Santiago 9/11 – Incipit

I

Je fus seul comme un soleil
– Fui solo como un túnel


La lumière arriva en dépit des poignards. Un rai dardant fusa jusqu’à l’œil de Rubén, qu’il ouvrit aussitôt. Encore un matin alourdi des excès de la veille. L’aube envahit la cabane comme on allume la lumière, en filaments froids de soleil effiloché. Rubén frissonna, emmailloté dans le mauvais alcool de la veille qui lui frappait l’intérieur du crâne en rythme régulier. Ce jour-là, c’était samedi, ou dimanche peut-être, qu’importe. La journée sera pareille à celle d’hier, à celle de demain, et à toutes les autres qui suivront, répétant depuis presque deux ans l’immuable rituel. Cruelle ivresse, qui engourdit l’homme au réveil de ses turpitudes, entravant l’érection du corps. Pourtant, l’éclat du jour se fit plus dense, et Rubén parvint à la petite fenêtre aménagée vers les montagnes, dont la vue, comme l’air glacé de l’altitude, constituaient les meilleurs remèdes aux nausées vinaires. La pollution pesant sur Santiago n’empêchait pas la contemplation magistrale de la cordillère, que Rubén admirait par dessus tout. A chaque fois, c’était pour lui un plaisir renouvelé, comme s’il découvrait, dans l’immobilité, de nouvelles entailles, de nouveaux plis dans la robe de roche. La cordillère, nef ensevelie, géométrie finale, neigeuse dentition, chevelure du froid, exerçait sur Rubén un effet mystique. Il pouvait passer une journée entière à contempler la ligne saccadée des sommets enneigés, perdant son regard dans la blanche éternité. Rubén chercha des yeux les restes d’hier, avisa un flacon, le saisit et en avala le fond d’un mouvement lent. Sentant l’alcool reprendre ses droits, il scruta l’horizon, le plus haut sommet, source des fleuves, matrice des neiges, puis descendit progressivement, tel son regard sur un corps de femme, blanches collines, cuisses blanches de la montagne, les seins ronds du pic, les entrailles creuses et utérines, et suivit du regard ce torrent imaginaire jusqu’aux tumultes de la rivière Mapocho qui courre au bas de son abri.

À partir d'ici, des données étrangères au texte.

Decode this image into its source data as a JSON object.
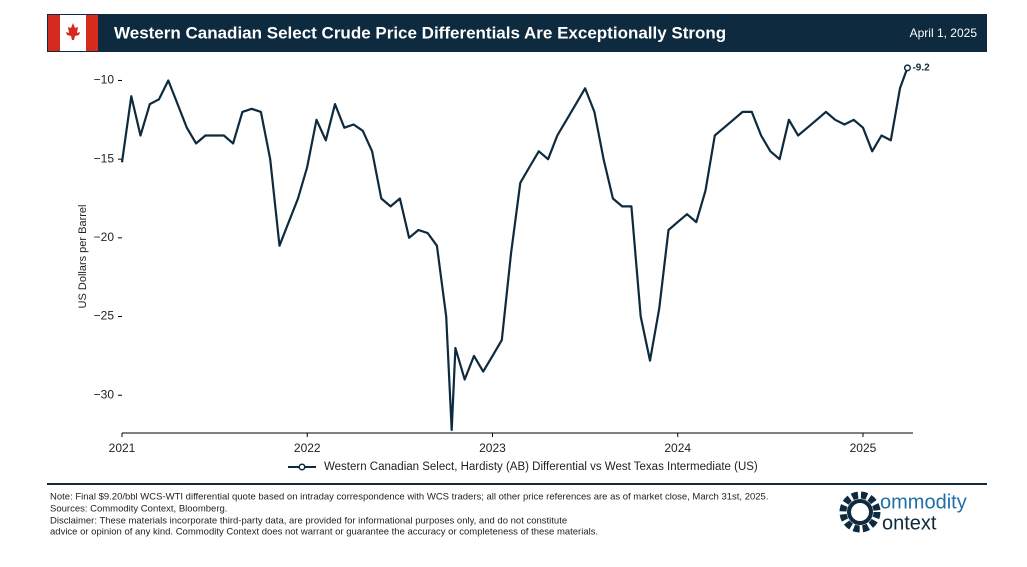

Lorsque Rubén se retournait vers l’autre côté de ce spectacle sublime et suspendu, il contemplait le flux ininterrompu de la circulation s’engouffrant dans Santiago par l’autoroute arrivant de l’aéroport, la Costanera Norte, qui frôlait les fondations de sa cahute. Santiago ! Santiago ! Cité des hommes, centre des mondes, îlot gigantesque, ville pareille à une urne que levèrent les mains de tous, Santiago que Rubén adore et contemple du haut de son nid, dont il voit la vitesse et le bouillonnement qui passent, quand lui demeure, observateur gisant, vissé sur un tesson de bouteille et prisonnier de son royaume de planches. Santiago, lagune passionnelle et généreuse, lion armé, miroir de la nation, géographie organique ; Santiago, Saint-Jacques des Andes, qui accueille et refoule, mer vivante et onduleuse.